Let’s talk about safety and travel.
A lot of people have opinions on where is and isn’t safe to visit. When I decided to visit Colombia back in October I was treated to everything from wide eyed states to earnest warnings about kidnapping and drugs. I was confident in my decision but the reactions started to even make me nervous. My fears were unwarranted: Colombia was beautiful, amazing and full of wonderful people. I felt safer there than I did in many other parts of South America.
It’s not the fault of those well meaning bearers of caution. There are just a lot of misconceptions and false information floating around.It can be really hard to assess the safety of a location using only second-hand information. You have to sift through the rumors, the warnings and the opinions to try to figure out the actual level of risk in a given place. That’s why companies often hire corporate travel management firms to assess risk for them.
You though, probably have to make your own judgements. So how do you know when somewhere is really safe? Based on my experiences with Colombia I know what doesn’t work:
It’s not from the rumors
When I first told people I was going to Colombia I heard all kinds of uninformed comments from jokes about cocaine to sincere warning about kidnapping. The thing was: nobody who reinforced these negative stereotypes about the country has ever been there, or maybe even known anybody who had been there. They couldn’t cite a recent news report or a first person account, they just had these ideas gleaned from movies and stories from 15 years ago.
Now I take these stories with an enormous grain of salt unless I’m hearing an actual first hand account.
It’s not from the movies
This may seem like a no- brainer, but think of how many people are spooked of hostels because of the movie Hostel.
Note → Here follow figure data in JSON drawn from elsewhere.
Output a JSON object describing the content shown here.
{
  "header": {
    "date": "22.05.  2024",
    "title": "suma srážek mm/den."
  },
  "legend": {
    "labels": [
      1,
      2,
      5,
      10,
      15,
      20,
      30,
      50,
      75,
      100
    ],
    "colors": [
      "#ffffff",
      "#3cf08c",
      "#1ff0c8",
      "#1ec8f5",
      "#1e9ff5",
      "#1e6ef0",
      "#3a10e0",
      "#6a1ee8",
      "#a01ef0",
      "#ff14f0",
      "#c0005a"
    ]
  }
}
Well a lot of these people also apparently saw Colombiana or Mr. and Mrs. Smith and are now convince that Bogota is some sort of hot steamy crime haven full of hit men and drug lords.
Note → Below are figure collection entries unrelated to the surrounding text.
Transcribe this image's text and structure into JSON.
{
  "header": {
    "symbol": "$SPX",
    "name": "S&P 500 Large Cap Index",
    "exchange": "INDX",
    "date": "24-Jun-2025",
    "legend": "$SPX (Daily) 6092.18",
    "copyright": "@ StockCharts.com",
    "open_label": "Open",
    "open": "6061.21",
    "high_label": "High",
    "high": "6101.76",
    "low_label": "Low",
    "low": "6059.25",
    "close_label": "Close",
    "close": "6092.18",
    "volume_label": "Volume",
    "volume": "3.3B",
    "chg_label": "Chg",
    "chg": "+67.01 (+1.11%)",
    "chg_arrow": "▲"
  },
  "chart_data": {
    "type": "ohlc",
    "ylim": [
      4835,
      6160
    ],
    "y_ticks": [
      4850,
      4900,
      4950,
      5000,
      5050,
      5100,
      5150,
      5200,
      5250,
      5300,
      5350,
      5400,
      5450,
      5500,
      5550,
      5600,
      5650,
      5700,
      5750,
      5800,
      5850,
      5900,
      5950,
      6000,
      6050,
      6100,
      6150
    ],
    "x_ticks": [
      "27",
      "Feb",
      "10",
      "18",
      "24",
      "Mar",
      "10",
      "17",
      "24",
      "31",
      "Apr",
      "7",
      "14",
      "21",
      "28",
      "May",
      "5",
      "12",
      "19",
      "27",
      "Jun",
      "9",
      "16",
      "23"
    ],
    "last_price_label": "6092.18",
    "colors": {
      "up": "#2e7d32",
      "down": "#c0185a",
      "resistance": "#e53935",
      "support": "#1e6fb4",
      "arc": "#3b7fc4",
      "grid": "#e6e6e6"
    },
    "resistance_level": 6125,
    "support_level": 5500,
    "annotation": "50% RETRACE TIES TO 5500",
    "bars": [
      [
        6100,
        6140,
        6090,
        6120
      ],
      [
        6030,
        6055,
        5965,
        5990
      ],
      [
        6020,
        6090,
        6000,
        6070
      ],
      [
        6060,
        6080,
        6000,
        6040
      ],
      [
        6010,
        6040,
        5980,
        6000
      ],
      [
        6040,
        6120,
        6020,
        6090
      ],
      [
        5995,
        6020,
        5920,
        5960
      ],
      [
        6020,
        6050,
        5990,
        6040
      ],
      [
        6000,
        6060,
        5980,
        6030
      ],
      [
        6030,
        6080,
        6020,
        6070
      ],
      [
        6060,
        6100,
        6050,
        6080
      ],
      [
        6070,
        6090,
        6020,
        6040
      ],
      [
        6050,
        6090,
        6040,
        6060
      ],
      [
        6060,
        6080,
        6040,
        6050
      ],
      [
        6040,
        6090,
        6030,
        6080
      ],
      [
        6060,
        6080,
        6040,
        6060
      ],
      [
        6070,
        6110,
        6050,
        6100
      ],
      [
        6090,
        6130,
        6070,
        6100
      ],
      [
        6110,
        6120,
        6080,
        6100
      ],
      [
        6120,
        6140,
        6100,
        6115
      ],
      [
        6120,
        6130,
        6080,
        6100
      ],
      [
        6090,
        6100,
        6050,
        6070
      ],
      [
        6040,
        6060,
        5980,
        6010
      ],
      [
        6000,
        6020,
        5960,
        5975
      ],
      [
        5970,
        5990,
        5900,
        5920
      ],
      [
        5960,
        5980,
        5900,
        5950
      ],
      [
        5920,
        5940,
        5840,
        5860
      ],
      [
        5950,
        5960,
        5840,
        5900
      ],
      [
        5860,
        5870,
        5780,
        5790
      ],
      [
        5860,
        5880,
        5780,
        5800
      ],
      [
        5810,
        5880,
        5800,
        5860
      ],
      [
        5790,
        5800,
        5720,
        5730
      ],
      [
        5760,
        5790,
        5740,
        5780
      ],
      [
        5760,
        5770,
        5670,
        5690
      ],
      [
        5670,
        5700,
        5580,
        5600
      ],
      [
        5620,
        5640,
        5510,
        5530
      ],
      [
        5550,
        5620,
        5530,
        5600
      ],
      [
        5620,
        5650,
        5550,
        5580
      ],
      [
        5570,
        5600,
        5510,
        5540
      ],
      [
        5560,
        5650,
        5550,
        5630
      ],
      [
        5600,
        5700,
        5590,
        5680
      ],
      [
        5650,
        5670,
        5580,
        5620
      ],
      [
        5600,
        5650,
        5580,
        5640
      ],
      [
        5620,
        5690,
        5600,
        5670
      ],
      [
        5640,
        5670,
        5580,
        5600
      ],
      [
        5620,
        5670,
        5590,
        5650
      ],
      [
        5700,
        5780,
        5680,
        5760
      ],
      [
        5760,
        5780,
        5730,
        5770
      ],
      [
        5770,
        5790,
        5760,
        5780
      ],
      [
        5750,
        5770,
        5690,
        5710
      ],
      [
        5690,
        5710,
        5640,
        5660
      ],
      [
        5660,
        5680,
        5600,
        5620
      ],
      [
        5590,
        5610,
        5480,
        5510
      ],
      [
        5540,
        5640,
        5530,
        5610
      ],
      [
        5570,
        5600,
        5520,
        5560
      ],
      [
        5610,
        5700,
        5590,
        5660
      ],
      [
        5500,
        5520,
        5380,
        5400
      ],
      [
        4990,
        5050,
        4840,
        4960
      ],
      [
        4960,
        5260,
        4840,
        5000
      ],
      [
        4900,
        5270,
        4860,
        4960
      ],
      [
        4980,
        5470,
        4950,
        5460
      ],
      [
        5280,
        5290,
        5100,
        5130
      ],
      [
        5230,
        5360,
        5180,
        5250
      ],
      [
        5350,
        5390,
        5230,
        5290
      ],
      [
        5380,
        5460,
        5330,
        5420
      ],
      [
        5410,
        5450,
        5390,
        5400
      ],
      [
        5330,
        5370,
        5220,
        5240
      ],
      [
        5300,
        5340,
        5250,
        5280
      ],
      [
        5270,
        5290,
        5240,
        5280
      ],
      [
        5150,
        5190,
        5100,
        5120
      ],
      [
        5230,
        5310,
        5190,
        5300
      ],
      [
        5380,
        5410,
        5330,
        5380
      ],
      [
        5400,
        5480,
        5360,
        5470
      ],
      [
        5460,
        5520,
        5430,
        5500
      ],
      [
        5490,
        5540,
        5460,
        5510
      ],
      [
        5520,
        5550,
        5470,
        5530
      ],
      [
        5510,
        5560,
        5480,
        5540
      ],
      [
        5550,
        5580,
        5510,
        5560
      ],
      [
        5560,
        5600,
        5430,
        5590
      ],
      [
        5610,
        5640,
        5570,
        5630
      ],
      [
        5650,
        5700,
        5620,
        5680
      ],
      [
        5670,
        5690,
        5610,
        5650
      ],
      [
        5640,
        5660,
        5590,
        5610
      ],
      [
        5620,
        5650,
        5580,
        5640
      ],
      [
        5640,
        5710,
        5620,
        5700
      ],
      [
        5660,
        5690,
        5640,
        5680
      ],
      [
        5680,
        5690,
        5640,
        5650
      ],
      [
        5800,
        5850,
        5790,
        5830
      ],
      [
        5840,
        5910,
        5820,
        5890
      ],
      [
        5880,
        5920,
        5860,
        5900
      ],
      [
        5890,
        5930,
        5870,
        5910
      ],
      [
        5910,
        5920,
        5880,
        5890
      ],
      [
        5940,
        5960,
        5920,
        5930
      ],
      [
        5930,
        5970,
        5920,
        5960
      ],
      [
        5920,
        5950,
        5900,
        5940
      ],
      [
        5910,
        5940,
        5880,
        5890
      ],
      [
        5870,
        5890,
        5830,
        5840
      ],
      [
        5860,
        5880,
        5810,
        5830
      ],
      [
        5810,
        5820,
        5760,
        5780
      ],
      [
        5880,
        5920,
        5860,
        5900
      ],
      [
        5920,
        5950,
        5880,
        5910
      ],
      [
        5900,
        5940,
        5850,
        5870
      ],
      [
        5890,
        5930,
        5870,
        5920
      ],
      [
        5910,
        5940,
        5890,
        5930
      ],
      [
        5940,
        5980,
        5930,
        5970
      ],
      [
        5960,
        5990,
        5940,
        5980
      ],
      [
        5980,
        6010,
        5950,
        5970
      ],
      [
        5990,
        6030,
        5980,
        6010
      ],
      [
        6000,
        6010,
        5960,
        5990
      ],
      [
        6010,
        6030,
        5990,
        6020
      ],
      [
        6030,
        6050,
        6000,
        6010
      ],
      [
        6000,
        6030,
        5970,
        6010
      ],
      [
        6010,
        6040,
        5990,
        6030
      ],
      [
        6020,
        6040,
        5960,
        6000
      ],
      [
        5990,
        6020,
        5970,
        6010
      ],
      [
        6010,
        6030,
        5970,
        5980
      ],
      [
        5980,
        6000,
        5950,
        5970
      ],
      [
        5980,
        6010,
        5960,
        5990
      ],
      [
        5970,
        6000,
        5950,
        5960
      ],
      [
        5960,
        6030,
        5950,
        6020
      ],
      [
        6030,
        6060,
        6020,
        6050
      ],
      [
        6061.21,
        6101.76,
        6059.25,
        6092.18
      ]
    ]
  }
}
Bogota is in the Andes. It has an altitude of 2600 meters, a kilometer higher up than Denver. Hot and steamy is is not: I spent six weeks there and I don’t think the temperature got above 70 degrees. The rest of the movies are just about as accurate.
It’s not from statistics
Stats are good but you still have to look at them critically, not sensationally. For example, last year Bogota reported 1608 murders. That seems like quite a lot of murders- but consider that this is in a city of 7.5 million people. The majority of them occurred in Ciudad Bolivar, a shady neighborhood you almost certainly wouldn’t visit on your trip.
In comparison, Bogota has a lower murder rate than New Orleans, Baltimore or my own hometown of Washington DC, and nobody freaks out when I want to go to those places. Probably because they know I’m not going to go wandering around Anacostia late at night with my wallet on display. I wouldn’t do that abroad either.
So how DO you gauge safety in a new place? It’s an art, not a science. You have to look at the complete picture: What’s going on in this country right now? Is it effecting tourists (sadly many countries are far more dangerous for their own citizens then they are for visitors)? What does your gut say? Do you personally feel secure visiting this place?
The last one is crucial. Everyone has a different comfort level. I know people who have traveled to Iraq, to Somalia, to places I would have to think really hard about before going. Personally I felt fine visiting Colombia and Ecuador, but put Venezuela on my no-go list. Based on what I’ve read, and from talking to people who have been there, it was not a place I felt comfortable going.
But I also met people who went to Venezuela and thought it was really neat. Just like I met people who got held at gunpoint in Barcelona or in Brazil or yes, in Colombia. It’s a gray science. I think in truth there’s no such thing as “safe” and “not safe.” There’s just different levels of risk that need to be managed.
How do YOU decide if a place is safe to visit?